I have the following function which I must integrate:
F($\omega$) = $\int_{-\infty}^{\infty}\frac{1}{V\left[(\frac{\omega-\omega_{0}}{V})^{4}EI-\omega^{2}m\right]}d\omega$
With $V$ being velocity, $\omega_{0}$ the excitation frequency, $EI=EI(1+i\eta\omega)$ the stiffness with stiffness proportional damping and $m$ the mass. Basically I'm solving for the frequency dependent amplitude of the motion under a moving mass.
Solving for the roots with $\eta$ nonzero gives me 5 roots instead of 4 when $\eta$ is zero.

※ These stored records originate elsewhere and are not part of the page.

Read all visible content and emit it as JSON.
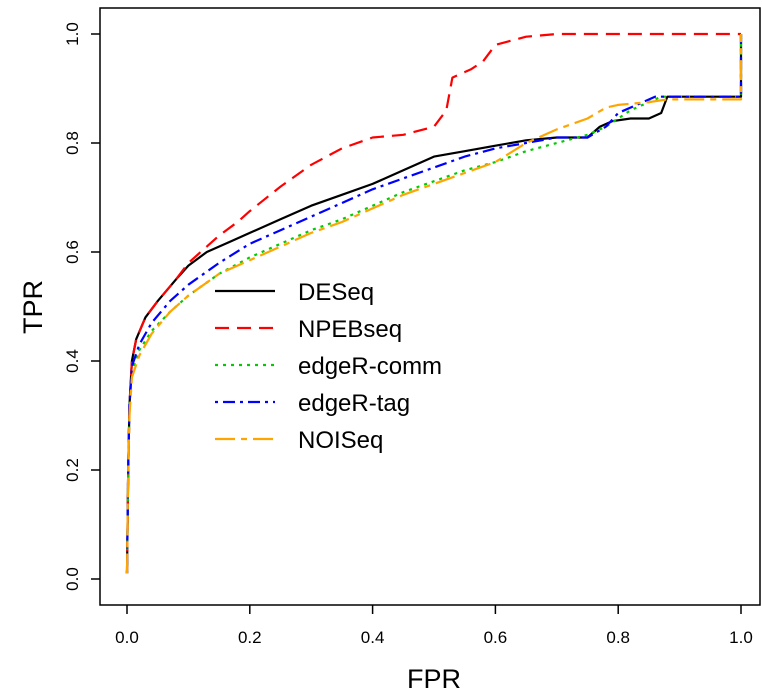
{
  "chart_data": {
    "type": "line",
    "title": "",
    "xlabel": "FPR",
    "ylabel": "TPR",
    "xlim": [
      0.0,
      1.0
    ],
    "ylim": [
      0.0,
      1.0
    ],
    "x_ticks": [
      "0.0",
      "0.2",
      "0.4",
      "0.6",
      "0.8",
      "1.0"
    ],
    "y_ticks": [
      "0.0",
      "0.2",
      "0.4",
      "0.6",
      "0.8",
      "1.0"
    ],
    "grid": false,
    "legend_position": "center-left",
    "series": [
      {
        "name": "DESeq",
        "color": "#000000",
        "dash": "solid",
        "points": [
          [
            0,
            0.01
          ],
          [
            0.002,
            0.2
          ],
          [
            0.004,
            0.32
          ],
          [
            0.008,
            0.4
          ],
          [
            0.015,
            0.44
          ],
          [
            0.03,
            0.48
          ],
          [
            0.05,
            0.51
          ],
          [
            0.08,
            0.55
          ],
          [
            0.1,
            0.575
          ],
          [
            0.13,
            0.6
          ],
          [
            0.17,
            0.62
          ],
          [
            0.2,
            0.635
          ],
          [
            0.25,
            0.66
          ],
          [
            0.3,
            0.685
          ],
          [
            0.35,
            0.705
          ],
          [
            0.4,
            0.725
          ],
          [
            0.45,
            0.75
          ],
          [
            0.5,
            0.775
          ],
          [
            0.55,
            0.785
          ],
          [
            0.6,
            0.795
          ],
          [
            0.65,
            0.805
          ],
          [
            0.7,
            0.81
          ],
          [
            0.75,
            0.81
          ],
          [
            0.77,
            0.83
          ],
          [
            0.79,
            0.84
          ],
          [
            0.82,
            0.845
          ],
          [
            0.85,
            0.845
          ],
          [
            0.87,
            0.855
          ],
          [
            0.88,
            0.885
          ],
          [
            0.9,
            0.885
          ],
          [
            0.95,
            0.885
          ],
          [
            0.995,
            0.885
          ],
          [
            1.0,
            0.885
          ],
          [
            1.0,
            1.0
          ]
        ]
      },
      {
        "name": "NPEBseq",
        "color": "#ff0000",
        "dash": "dashed",
        "points": [
          [
            0,
            0.01
          ],
          [
            0.002,
            0.2
          ],
          [
            0.004,
            0.32
          ],
          [
            0.008,
            0.4
          ],
          [
            0.015,
            0.44
          ],
          [
            0.03,
            0.48
          ],
          [
            0.05,
            0.51
          ],
          [
            0.08,
            0.55
          ],
          [
            0.1,
            0.58
          ],
          [
            0.13,
            0.61
          ],
          [
            0.15,
            0.63
          ],
          [
            0.18,
            0.655
          ],
          [
            0.2,
            0.675
          ],
          [
            0.25,
            0.72
          ],
          [
            0.3,
            0.76
          ],
          [
            0.35,
            0.79
          ],
          [
            0.4,
            0.81
          ],
          [
            0.45,
            0.815
          ],
          [
            0.5,
            0.83
          ],
          [
            0.52,
            0.86
          ],
          [
            0.53,
            0.92
          ],
          [
            0.56,
            0.935
          ],
          [
            0.58,
            0.95
          ],
          [
            0.6,
            0.98
          ],
          [
            0.65,
            0.995
          ],
          [
            0.7,
            1.0
          ],
          [
            0.8,
            1.0
          ],
          [
            0.9,
            1.0
          ],
          [
            1.0,
            1.0
          ]
        ]
      },
      {
        "name": "edgeR-comm",
        "color": "#00cc00",
        "dash": "dotted",
        "points": [
          [
            0,
            0.01
          ],
          [
            0.002,
            0.2
          ],
          [
            0.004,
            0.32
          ],
          [
            0.008,
            0.38
          ],
          [
            0.02,
            0.42
          ],
          [
            0.04,
            0.455
          ],
          [
            0.07,
            0.49
          ],
          [
            0.1,
            0.52
          ],
          [
            0.15,
            0.56
          ],
          [
            0.2,
            0.59
          ],
          [
            0.25,
            0.615
          ],
          [
            0.3,
            0.64
          ],
          [
            0.35,
            0.66
          ],
          [
            0.4,
            0.685
          ],
          [
            0.45,
            0.71
          ],
          [
            0.5,
            0.73
          ],
          [
            0.55,
            0.75
          ],
          [
            0.6,
            0.765
          ],
          [
            0.65,
            0.785
          ],
          [
            0.7,
            0.8
          ],
          [
            0.75,
            0.815
          ],
          [
            0.78,
            0.83
          ],
          [
            0.82,
            0.86
          ],
          [
            0.85,
            0.875
          ],
          [
            0.87,
            0.885
          ],
          [
            0.9,
            0.885
          ],
          [
            0.95,
            0.885
          ],
          [
            1.0,
            0.885
          ],
          [
            1.0,
            1.0
          ]
        ]
      },
      {
        "name": "edgeR-tag",
        "color": "#0000ff",
        "dash": "dotdash",
        "points": [
          [
            0,
            0.01
          ],
          [
            0.002,
            0.2
          ],
          [
            0.004,
            0.32
          ],
          [
            0.008,
            0.39
          ],
          [
            0.02,
            0.43
          ],
          [
            0.04,
            0.47
          ],
          [
            0.07,
            0.51
          ],
          [
            0.1,
            0.54
          ],
          [
            0.15,
            0.58
          ],
          [
            0.2,
            0.615
          ],
          [
            0.25,
            0.64
          ],
          [
            0.3,
            0.665
          ],
          [
            0.35,
            0.69
          ],
          [
            0.4,
            0.715
          ],
          [
            0.45,
            0.735
          ],
          [
            0.5,
            0.755
          ],
          [
            0.55,
            0.775
          ],
          [
            0.6,
            0.79
          ],
          [
            0.65,
            0.8
          ],
          [
            0.7,
            0.81
          ],
          [
            0.75,
            0.81
          ],
          [
            0.78,
            0.83
          ],
          [
            0.8,
            0.855
          ],
          [
            0.83,
            0.87
          ],
          [
            0.86,
            0.885
          ],
          [
            0.9,
            0.885
          ],
          [
            0.95,
            0.885
          ],
          [
            1.0,
            0.885
          ],
          [
            1.0,
            1.0
          ]
        ]
      },
      {
        "name": "NOISeq",
        "color": "#ffa500",
        "dash": "longdash",
        "points": [
          [
            0,
            0.01
          ],
          [
            0.002,
            0.2
          ],
          [
            0.004,
            0.3
          ],
          [
            0.008,
            0.37
          ],
          [
            0.02,
            0.41
          ],
          [
            0.04,
            0.45
          ],
          [
            0.07,
            0.49
          ],
          [
            0.1,
            0.52
          ],
          [
            0.15,
            0.56
          ],
          [
            0.2,
            0.585
          ],
          [
            0.25,
            0.61
          ],
          [
            0.3,
            0.635
          ],
          [
            0.35,
            0.655
          ],
          [
            0.4,
            0.68
          ],
          [
            0.45,
            0.705
          ],
          [
            0.5,
            0.725
          ],
          [
            0.55,
            0.745
          ],
          [
            0.6,
            0.765
          ],
          [
            0.65,
            0.8
          ],
          [
            0.7,
            0.825
          ],
          [
            0.75,
            0.845
          ],
          [
            0.78,
            0.865
          ],
          [
            0.8,
            0.87
          ],
          [
            0.85,
            0.875
          ],
          [
            0.88,
            0.88
          ],
          [
            0.9,
            0.88
          ],
          [
            0.95,
            0.88
          ],
          [
            1.0,
            0.88
          ],
          [
            1.0,
            1.0
          ]
        ]
      }
    ]
  }
}
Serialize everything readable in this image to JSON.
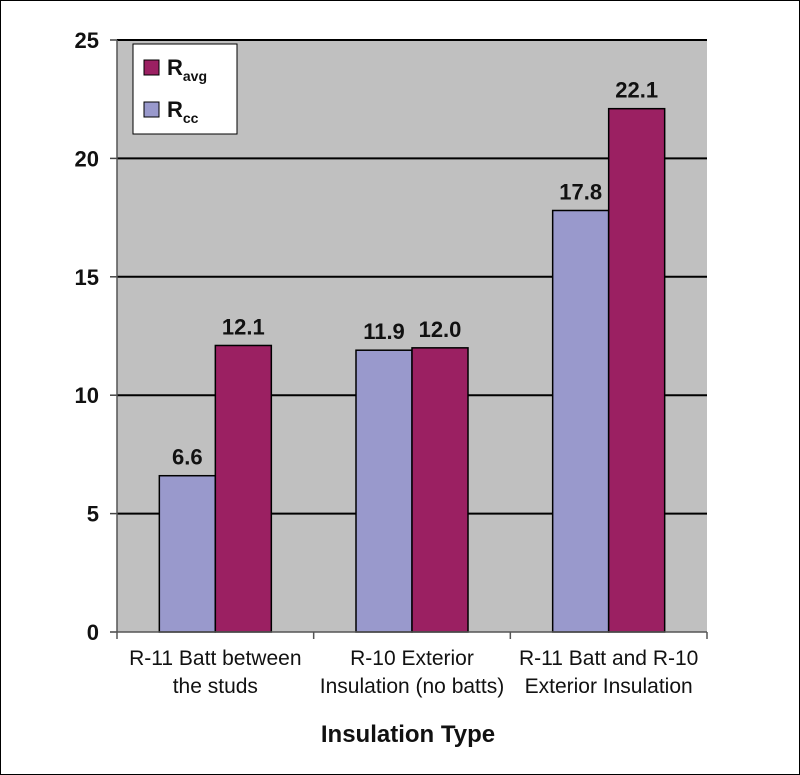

For example for a certain set of parameters the zeroes are as follows (with $\omega_{0}=0$):
$\omega_{1,2} = 0; \omega{3} = 10.49-0.11i; \omega{4} = -10.49-0.11i; \omega{5} = 500.22i$
Thus I have 1 root of order 2 at the origin, and 3 simple roots of which there are two below the real axis and one above.
Now I have two questions:
- How do I handle the double zero root at the origin? (e.g. go around it?);
- Does it matter whether I take a semi-circle in the upper half-plane or the lower one? (as 'normally' with a inverse fourier transform you choose dependent on either the sign of $t$ or $x$, which is not possible in this case)